Per meglio comprendere quanto un attore sia coinvolto emotivamente in una scena, possiamo immaginare ad esempio quello che succede a due attori che si baciano sullo schermo. Per quanto appassionato possa apparirci quel bacio, questo non implica che tra i due esista una relazione anche al di fuori della scena. Se ad ogni scena romantica un attore o un attrice si dovessero realmente innamorare, o in un film di guerra veramente odiare o soffrire, alla lunga ci sarebbe veramente da doversi preoccupare per la loro salute mentale.

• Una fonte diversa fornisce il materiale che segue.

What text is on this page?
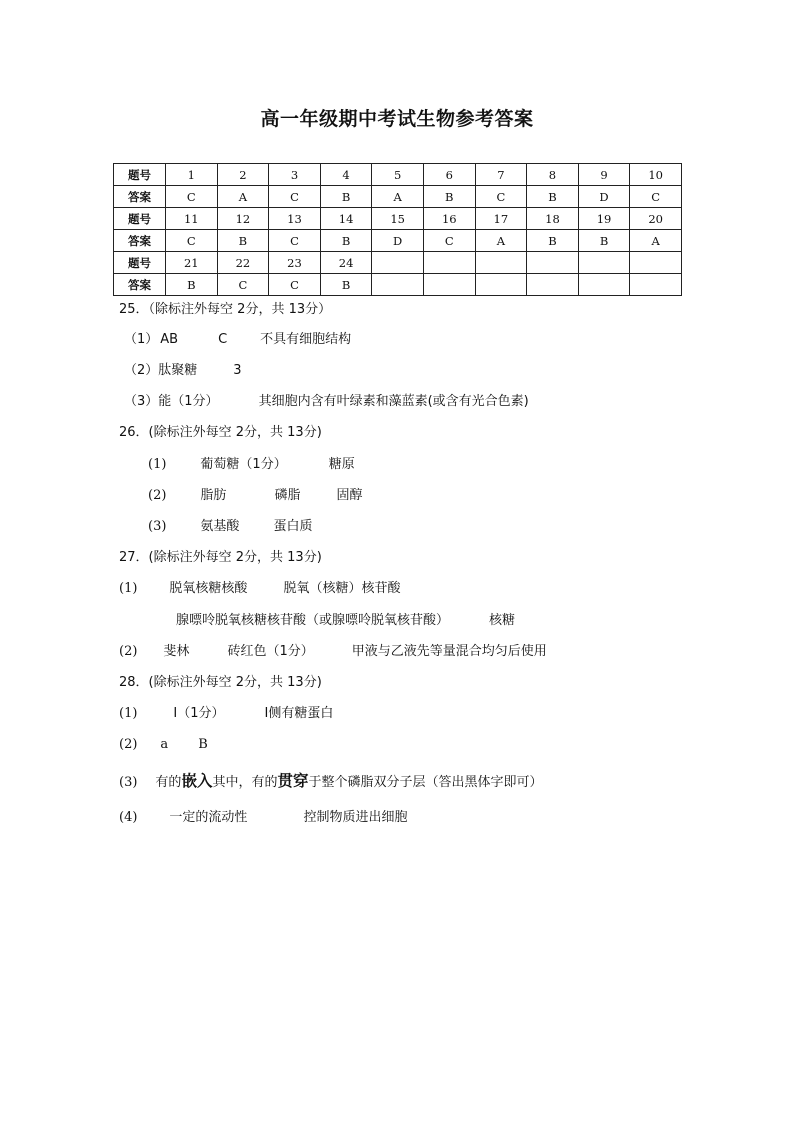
高一年级期中考试生物参考答案
题号	1	2	3	4	5	6	7	8	9	10
答案	C	A	C	B	A	B	C	B	D	C
题号	11	12	13	14	15	16	17	18	19	20
答案	C	B	C	B	D	C	A	B	B	A
题号	21	22	23	24						
答案	B	C	C	B						
25．（除标注外每空 2分，共 13分）
（1） AB	C	不具有细胞结构
（2）肽聚糖	3
（3）能（1分）	其细胞内含有叶绿素和藻蓝素(或含有光合色素)
26．(除标注外每空 2分，共 13分)
(1)	葡萄糖（1分）	糖原
(2)	脂肪	磷脂	固醇
(3)	氨基酸	蛋白质
27．(除标注外每空 2分，共 13分)
(1) 脱氧核糖核酸	脱氧（核糖）核苷酸
腺嘌呤脱氧核糖核苷酸（或腺嘌呤脱氧核苷酸）	核糖
(2) 斐林	砖红色（1分）	甲液与乙液先等量混合均匀后使用
28．(除标注外每空 2分，共 13分)
(1)	I（1分）	I侧有糖蛋白
(2) a B
(3) 有的嵌入其中，有的贯穿于整个磷脂双分子层（答出黑体字即可）
(4) 一定的流动性	控制物质进出细胞
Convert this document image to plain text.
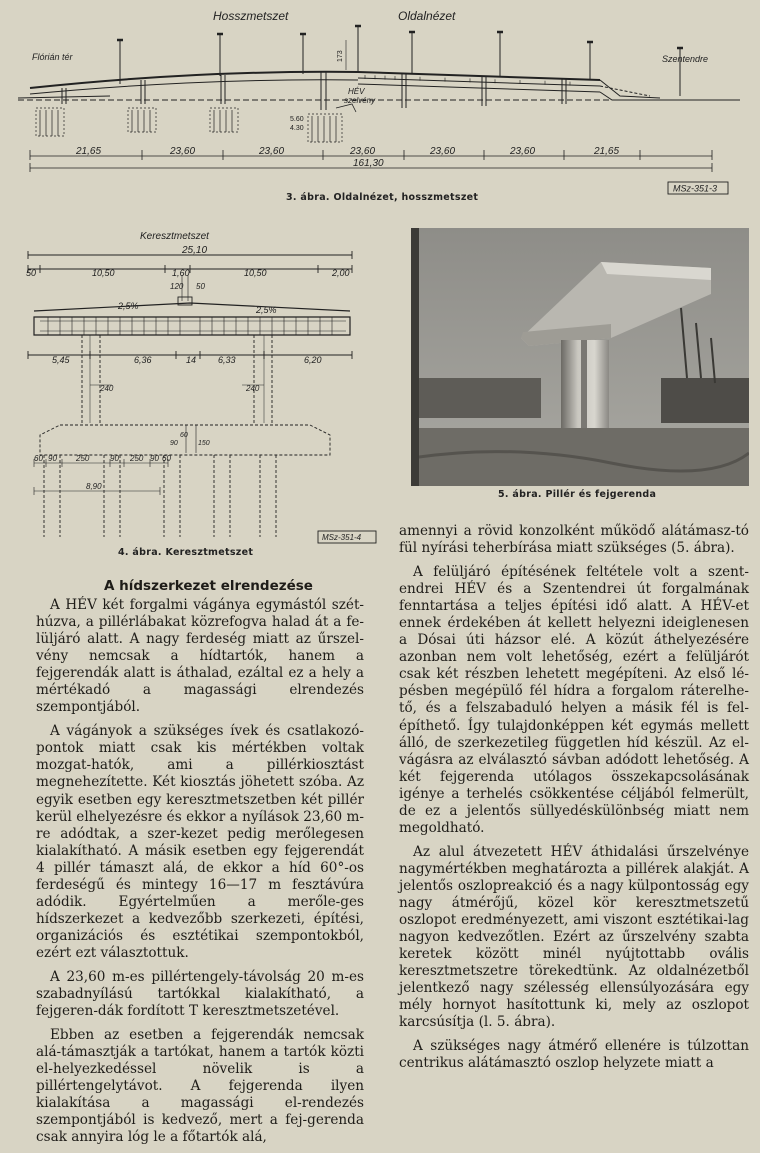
Hosszmetszet	Oldalnézet
Flórián tér	Szentendre
HÉV
szelvény
173
5.60
4.30
21,65	23,60	23,60	23,60	23,60	23,60	21,65
161,30
MSz-351-3
3. ábra. Oldalnézet, hosszmetszet
Keresztmetszet
25,10
50	10,50	1,60	10,50	2,00
120 50
2,5%	2,5%
5,45	6,36	14 6,33	6,20
240	240
90
60
150
60 90 250	90 250 90 60
8,90
MSz-351-4
4. ábra. Keresztmetszet
5. ábra. Pillér és fejgerenda
A hídszerkezet elrendezése

A HÉV két forgalmi vágánya egymástól szét-húzva, a pillérlábakat közrefogva halad át a fe-lüljáró alatt. A nagy ferdeség miatt az űrszel-vény nemcsak a hídtartók, hanem a fejgerendák alatt is áthalad, ezáltal ez a hely a mértékadó a magassági elrendezés szempontjából.

A vágányok a szükséges ívek és csatlakozó-pontok miatt csak kis mértékben voltak mozgat-hatók, ami a pillérkiosztást megnehezítette. Két kiosztás jöhetett szóba. Az egyik esetben egy keresztmetszetben két pillér kerül elhelyezésre és ekkor a nyílások 23,60 m-re adódtak, a szer-kezet pedig merőlegesen kialakítható. A másik esetben egy fejgerendát 4 pillér támaszt alá, de ekkor a híd 60°-os ferdeségű és mintegy 16—17 m fesztávúra adódik. Egyértelműen a merőle-ges hídszerkezet a kedvezőbb szerkezeti, építési, organizációs és esztétikai szempontokból, ezért ezt választottuk.

A 23,60 m-es pillértengely-távolság 20 m-es szabadnyílású tartókkal kialakítható, a fejgeren-dák fordított T keresztmetszetével.

Ebben az esetben a fejgerendák nemcsak alá-támasztják a tartókat, hanem a tartók közti el-helyezkedéssel növelik is a pillértengelytávot. A fejgerenda ilyen kialakítása a magassági el-rendezés szempontjából is kedvező, mert a fej-gerenda csak annyira lóg le a főtartók alá,

amennyi a rövid konzolként működő alátámasz-tó fül nyírási teherbírása miatt szükséges (5. ábra).

A felüljáró építésének feltétele volt a szent-endrei HÉV és a Szentendrei út forgalmának fenntartása a teljes építési idő alatt. A HÉV-et ennek érdekében át kellett helyezni ideiglenesen a Dósai úti házsor elé. A közút áthelyezésére azonban nem volt lehetőség, ezért a felüljárót csak két részben lehetett megépíteni. Az első lé-pésben megépülő fél hídra a forgalom ráterelhe-tő, és a felszabaduló helyen a másik fél is fel-építhető. Így tulajdonképpen két egymás mellett álló, de szerkezetileg független híd készül. Az el-vágásra az elválasztó sávban adódott lehetőség. A két fejgerenda utólagos összekapcsolásának igénye a terhelés csökkentése céljából felmerült, de ez a jelentős süllyedéskülönbség miatt nem megoldható.

Az alul átvezetett HÉV áthidalási űrszelvénye nagymértékben meghatározta a pillérek alakját. A jelentős oszlopreakció és a nagy külpontosság egy nagy átmérőjű, közel kör keresztmetszetű oszlopot eredményezett, ami viszont esztétikai-lag nagyon kedvezőtlen. Ezért az űrszelvény szabta keretek között minél nyújtottabb ovális keresztmetszetre törekedtünk. Az oldalnézetből jelentkező nagy szélesség ellensúlyozására egy mély hornyot hasítottunk ki, mely az oszlopot karcsúsítja (l. 5. ábra).

A szükséges nagy átmérő ellenére is túlzottan centrikus alátámasztó oszlop helyzete miatt a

Ecco quindi la necessità per l’attore di dover “giocare” in scena, permettendosi in questo modo di rappresentare anche la realtà più cruenta attraverso l’imitazione che nasce dall’osservazione e dallo studio e non dall’immedesimazione.

L’attore deve assolutamente uscire “provato” dalla scena, ma questo per l’impegno fisico e non per quello emotivo. Nella vita di tutti i giorni si cerca di ottenere il massimo risultato con il minimo sforzo; in teatro è esattamente l’opposto: ogni gesto, ogni movimento, richiedono un altissimo dispendio di energie.

Una volta fuori dalla scena l’attore, per quanto stanco, deve sentirsi bene. Tutte le emozioni, tutta la tristezza, tutto il dolore o la gioia del personaggio, devono restare lì dove hanno vissuto: sulle tavole del palcoscenico.

Lo stesso vale per lo spettatore che, come diceva Rousseau, lascia i suoi vizi all’entrata e li riprende all’uscita della sala.

Il teatro è il frutto di una convenzione tra chi recita da una parte e chi comprende e interpreta dall’altra. Dalla scena arriva il senso, nella sala se ne coglie il significato. Un gioco antico che non finirà mai di stupirci.